In a recent WTB we drew attention to HMRC’s new ‘10 per cent minimum penalty’ for historical tax irregularities going back more than three years. Having urged HMRC to provide clarification as to the legal basis for their change of approach, we now understand HMRC’s view to be that this penalty has always been available for HMRC officers to invoke.
Our own experience suggests that previously such a penalty would only come into play as part of a restriction to the abatement of the prescribed penalty percentages set for each type of taxpayer behaviour. For example where, after investigation by HMRC, a taxpayer is deemed to have failed to take reasonable care, a ‘prompted/careless’ penalty of between 15 per cent and 30 per cent would apply. The difference between the maximum and minimum amounts is then calculated in accordance with three ‘quality of disclosure’ factors - telling, helping and giving access. It seems that HMRC’s new interpretation accepts and follows this method of abating the penalty, but only for the most recent three years.
As HMRC now intends to restrict the abatement if more than three years of errors are in point, a new and worrying outcome might arise for those whose behaviour is found to be deliberate. This involves the potential application of the ‘naming and shaming’ or Publishing Details of Deliberate Defaulters (PDDD) rules, which took effect for deliberate irregularities arising after April 2010.
Where the tax found to be deliberately understated as a result of an HMRC investigation amounts to more than a cumulative figure of £25,000, the taxpayer falls within the criteria of the PDDD regime and is potentially ’named and shamed’ on HMRC’s website. The one statutory ‘get out’ for the errant taxpayer in these circumstances has been for the taxpayer to secure the maximum abatement for co-operating with HMRC – in other words, telling HMRC what is wrong, helping them to correct matters and giving access to whatever records the department requests.

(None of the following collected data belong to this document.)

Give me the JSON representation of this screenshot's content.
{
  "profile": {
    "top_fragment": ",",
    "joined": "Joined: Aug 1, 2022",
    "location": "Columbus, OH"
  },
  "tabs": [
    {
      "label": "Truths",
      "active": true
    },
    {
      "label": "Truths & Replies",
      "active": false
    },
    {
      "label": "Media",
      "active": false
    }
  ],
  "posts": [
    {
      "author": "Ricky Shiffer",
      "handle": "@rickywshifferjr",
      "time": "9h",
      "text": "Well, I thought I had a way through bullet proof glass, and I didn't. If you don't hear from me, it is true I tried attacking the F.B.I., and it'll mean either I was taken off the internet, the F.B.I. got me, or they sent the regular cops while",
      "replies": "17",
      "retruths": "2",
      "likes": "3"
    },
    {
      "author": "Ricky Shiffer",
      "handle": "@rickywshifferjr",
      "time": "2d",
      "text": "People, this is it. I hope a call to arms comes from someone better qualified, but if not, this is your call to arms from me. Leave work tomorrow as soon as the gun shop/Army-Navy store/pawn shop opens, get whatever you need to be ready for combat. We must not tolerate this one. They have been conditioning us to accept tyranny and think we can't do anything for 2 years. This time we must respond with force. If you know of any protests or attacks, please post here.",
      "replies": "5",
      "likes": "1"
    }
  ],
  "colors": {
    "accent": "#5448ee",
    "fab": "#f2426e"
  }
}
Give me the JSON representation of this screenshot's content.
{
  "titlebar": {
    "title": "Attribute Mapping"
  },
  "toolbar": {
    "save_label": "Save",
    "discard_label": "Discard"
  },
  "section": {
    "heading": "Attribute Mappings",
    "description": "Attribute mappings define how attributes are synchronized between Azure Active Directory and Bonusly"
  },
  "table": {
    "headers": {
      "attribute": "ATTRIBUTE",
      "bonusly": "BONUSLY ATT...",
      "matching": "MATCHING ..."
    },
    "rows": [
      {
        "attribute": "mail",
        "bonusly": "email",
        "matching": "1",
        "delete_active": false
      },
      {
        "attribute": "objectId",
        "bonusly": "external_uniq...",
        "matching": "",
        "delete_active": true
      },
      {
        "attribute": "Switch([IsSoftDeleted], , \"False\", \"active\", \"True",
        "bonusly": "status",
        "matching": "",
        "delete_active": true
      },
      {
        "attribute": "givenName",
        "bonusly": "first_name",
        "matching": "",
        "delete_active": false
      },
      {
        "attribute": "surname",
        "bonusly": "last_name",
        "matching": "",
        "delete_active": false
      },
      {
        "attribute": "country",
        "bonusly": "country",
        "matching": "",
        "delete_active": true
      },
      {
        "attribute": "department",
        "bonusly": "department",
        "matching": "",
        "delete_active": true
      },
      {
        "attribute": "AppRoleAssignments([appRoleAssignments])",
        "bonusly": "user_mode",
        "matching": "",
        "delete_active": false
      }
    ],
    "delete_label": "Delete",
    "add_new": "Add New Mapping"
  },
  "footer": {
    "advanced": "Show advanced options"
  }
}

So will the restriction to the maximum abatement result in more taxpayers being ‘named and shamed’ despite co-operation? The position is unclear. And will the new penalty approach disturb the current understanding? Or will PDDD not apply when – apart from the 10 per cent restriction – the maximum abatement would otherwise have been secured? This tinkering with the penalty guidance is confusing and we call on HMRC to provide further clarification.